Swift, reliable access to clear information about the ownership, and rights or burdens affecting land, publicly available in one place is increasingly regarded as a key element of a modern, commercially focused society, and means that property transactions can be effected more easily, faster and cheaper.

With this aim in mind, the Land Registration etc (Scotland) Act 2012 introduces new triggers for first registration in the Land Register. One of these, voluntary registration, is already familiar to conveyancers, but a new concept – that of Keeper-induced registration (KIR) – is unfamiliar territory. A consultation published by Registers this month now provides us with some insight into how Registers expect KIR to apply, at least in the immediate future.

Shaken, not stirred

Left to its own devices, the property market, no matter how active, will not achieve the target of completion of the Land Register within 10 years. Something else is required to accelerate the progress towards this goal. KIR is a potentially powerful tool – allowing the Keeper to transfer a title onto the Land Register, without any action being taken by the landowner.

The consultation reports on the findings of KIR pilots conducted by Registers over the past few months, which concentrated on a mix of three property types:

  • RoS "research areas" (areas of land that split into several units of property sharing common burdens, such as residential developments);
  • heritage assets, e.g. properties owned by the National Trust for Scotland, where Registers worked with the organisations concerned; and
  • other property types (not in research areas) including residential and commercial property, farms and rural estates, but without any involvement of the property owner or their advisers.

No actual registrations were effected, other than a small number of heritage assets, including the island of St Kilda. The purpose of the pilot was to identify how easy or difficult it would be to register the different categories of property type, without reference to owners or their advisers, and the local information that they have, that is not evident from the title deeds alone.

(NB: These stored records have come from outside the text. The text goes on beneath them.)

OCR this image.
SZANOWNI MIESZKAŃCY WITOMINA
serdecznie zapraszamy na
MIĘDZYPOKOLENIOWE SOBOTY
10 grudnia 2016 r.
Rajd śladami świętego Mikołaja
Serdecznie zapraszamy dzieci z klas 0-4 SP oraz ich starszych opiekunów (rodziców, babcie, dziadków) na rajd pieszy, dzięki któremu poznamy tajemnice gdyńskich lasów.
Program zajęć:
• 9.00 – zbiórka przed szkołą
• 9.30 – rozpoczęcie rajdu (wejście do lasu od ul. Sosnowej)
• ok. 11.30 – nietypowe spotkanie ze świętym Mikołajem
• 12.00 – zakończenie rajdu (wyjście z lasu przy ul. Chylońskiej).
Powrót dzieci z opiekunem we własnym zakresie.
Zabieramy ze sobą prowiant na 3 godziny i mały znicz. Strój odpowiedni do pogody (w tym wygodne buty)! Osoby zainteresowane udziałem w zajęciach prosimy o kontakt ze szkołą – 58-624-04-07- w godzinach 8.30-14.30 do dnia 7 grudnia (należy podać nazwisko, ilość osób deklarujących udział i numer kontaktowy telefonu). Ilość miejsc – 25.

Registers concludes that research areas are likely to be the most fruitful and successful source of property for KIR. With an estimated 700,000 unregistered properties located in research areas, this will make a significant dent in the 1.2 million unregistered properties that will need to be transferred from the Sasine Register to the Land Register. It intends therefore to focus KIR principally on those properties which are located in research areas, predominantly urban, where the occupational features are more easily determined, and a direct comparison with the title description is easier to achieve.

The consultation will run for 12 weeks, giving us until just before Christmas to consider the proposals and submit responses and suggestions. The report, proposals and how to respond are accessible from the Registers of Scotland website.